Why Be Happy When You Could Be Normal?

In this memoir by Jeanette Winterson, published in 2011, she (thankfully) avoids using fatphobia when describing her adoptive mother, Mrs. Winterson. At the very beginning of the book, she describes her as “a big woman, tallish and weighing about twenty stone” (around 300 pounds) but she never lazily associates Mrs. Winterson’s bad qualities (which there are many) with her fatness.

I thank her for that. The book is beautifully-written and heartbreaking at the same time, telling the story behind her first book, Oranges Are Not the Only Fruit, her search for her birth mother, and coming out as lesbian. The author grew up in Accrington, in the industrial north of England, in the 1960s. Mrs. Winterson was a born-again Pentecostal, who told Jeanette that “the Devil led us to the wrong crib” and made her sleep on the stoop or in the coal-hole as punishment.
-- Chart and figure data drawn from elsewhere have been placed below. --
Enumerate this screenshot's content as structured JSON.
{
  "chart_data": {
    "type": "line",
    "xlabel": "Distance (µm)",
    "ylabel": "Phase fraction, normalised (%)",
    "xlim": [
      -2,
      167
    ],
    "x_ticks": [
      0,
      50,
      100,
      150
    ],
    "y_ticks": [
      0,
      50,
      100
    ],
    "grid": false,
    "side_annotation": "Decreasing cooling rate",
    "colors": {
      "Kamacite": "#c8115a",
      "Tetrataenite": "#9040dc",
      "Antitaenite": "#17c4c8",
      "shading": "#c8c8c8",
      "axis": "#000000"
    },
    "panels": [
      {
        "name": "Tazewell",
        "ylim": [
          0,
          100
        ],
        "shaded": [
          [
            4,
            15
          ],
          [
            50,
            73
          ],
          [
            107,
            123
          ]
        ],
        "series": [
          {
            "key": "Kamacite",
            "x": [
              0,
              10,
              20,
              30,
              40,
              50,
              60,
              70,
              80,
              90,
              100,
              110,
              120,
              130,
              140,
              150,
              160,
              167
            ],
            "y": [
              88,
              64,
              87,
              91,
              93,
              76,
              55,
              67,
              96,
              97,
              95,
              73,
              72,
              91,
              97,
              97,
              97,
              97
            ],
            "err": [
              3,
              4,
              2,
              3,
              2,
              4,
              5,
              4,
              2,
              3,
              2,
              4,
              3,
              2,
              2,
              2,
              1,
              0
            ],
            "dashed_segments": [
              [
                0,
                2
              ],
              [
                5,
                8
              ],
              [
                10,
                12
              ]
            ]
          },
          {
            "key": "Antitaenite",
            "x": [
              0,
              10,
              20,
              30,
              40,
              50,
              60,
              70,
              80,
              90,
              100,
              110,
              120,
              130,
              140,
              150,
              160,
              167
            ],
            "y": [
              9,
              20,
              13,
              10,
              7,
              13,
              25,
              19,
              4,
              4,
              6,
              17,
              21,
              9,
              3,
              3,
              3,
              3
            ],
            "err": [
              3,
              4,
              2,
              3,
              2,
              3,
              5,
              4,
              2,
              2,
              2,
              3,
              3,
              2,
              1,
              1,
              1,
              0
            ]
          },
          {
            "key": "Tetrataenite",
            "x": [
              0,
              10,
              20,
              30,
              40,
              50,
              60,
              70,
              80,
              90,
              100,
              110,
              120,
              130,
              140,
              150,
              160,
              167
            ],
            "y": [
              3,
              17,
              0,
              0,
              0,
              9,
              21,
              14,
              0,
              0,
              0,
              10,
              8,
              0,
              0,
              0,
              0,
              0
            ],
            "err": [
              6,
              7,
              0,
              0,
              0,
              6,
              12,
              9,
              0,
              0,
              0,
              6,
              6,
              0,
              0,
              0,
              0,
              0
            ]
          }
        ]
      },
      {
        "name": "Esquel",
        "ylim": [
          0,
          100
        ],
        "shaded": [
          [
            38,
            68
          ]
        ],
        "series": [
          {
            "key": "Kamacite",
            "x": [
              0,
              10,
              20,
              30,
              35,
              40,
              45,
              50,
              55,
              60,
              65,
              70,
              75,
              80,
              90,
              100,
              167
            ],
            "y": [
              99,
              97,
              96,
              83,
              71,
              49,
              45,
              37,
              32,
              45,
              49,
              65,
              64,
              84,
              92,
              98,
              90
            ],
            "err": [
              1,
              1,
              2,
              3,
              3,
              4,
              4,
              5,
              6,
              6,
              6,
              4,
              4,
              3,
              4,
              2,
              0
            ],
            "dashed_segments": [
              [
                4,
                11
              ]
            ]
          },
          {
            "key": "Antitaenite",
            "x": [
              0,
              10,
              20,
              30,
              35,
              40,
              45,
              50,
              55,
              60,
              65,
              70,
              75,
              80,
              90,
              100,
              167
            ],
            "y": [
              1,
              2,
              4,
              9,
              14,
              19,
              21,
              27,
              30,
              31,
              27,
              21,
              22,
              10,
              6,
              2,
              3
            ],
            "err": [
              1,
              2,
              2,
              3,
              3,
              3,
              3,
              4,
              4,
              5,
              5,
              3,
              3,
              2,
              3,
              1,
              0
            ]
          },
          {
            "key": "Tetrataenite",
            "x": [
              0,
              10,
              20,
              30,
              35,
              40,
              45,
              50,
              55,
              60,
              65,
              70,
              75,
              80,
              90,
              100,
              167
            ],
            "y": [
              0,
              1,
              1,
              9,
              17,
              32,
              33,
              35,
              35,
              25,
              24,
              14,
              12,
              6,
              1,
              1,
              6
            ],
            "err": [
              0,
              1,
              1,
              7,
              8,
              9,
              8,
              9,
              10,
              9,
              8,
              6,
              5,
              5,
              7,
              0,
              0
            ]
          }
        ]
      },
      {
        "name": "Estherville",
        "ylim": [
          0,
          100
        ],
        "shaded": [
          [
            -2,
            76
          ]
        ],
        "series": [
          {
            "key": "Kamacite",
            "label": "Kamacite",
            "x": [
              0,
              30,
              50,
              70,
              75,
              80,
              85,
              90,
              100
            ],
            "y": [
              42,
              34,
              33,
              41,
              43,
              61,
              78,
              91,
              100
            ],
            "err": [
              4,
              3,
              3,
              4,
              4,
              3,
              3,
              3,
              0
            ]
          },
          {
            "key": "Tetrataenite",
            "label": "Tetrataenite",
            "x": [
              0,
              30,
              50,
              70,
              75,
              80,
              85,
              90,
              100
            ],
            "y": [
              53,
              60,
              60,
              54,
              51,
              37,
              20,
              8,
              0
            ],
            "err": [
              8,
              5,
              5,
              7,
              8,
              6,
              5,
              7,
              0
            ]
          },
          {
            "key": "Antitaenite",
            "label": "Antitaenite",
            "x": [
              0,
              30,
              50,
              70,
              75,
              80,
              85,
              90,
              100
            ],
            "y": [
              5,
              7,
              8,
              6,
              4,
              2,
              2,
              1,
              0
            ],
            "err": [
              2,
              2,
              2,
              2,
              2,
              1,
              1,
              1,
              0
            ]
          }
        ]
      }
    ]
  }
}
After a long time, Jeanette understands certain things about her adoptive mother, writing that “Mrs. Winterson didn’t want her body resurrected because she had never, ever loved it, not even for a single minute of a single day” but the wound of her adoption and Mrs. Winterson’s inability to create a safe place has affected her entire life.

Jeanette has clearly thought about fatness, as she describes without any malice a professor as “round-shaped like a fluffy cat,” and was dating Susie Orbach (author of, among other things, Fat is a Feminist Issue) while writing the book. She writes regarding an email courtship, that couldn’t be happening with Orbach, who had been married to a man for thirty-four years because “Susie was heterosexual and I have given up missionary work with heterosexual women.”

A couple more quotes: “I needed words because unhappy families are conspiracies of silence. The one who breaks the silence is never forgiven. He or she has to learn to forgive himself or herself.”

“Books, for me, are a home. Books don’t make a home – they are one, in the sense that just as you do with a door, you open a book, and you go inside. Inside there is a different kind of time and a different kind of space.”

Thanks to Nancy Pearl and Jeff Schwager, in The Writer’s Library, and one of the interviewed authors for recommending this book.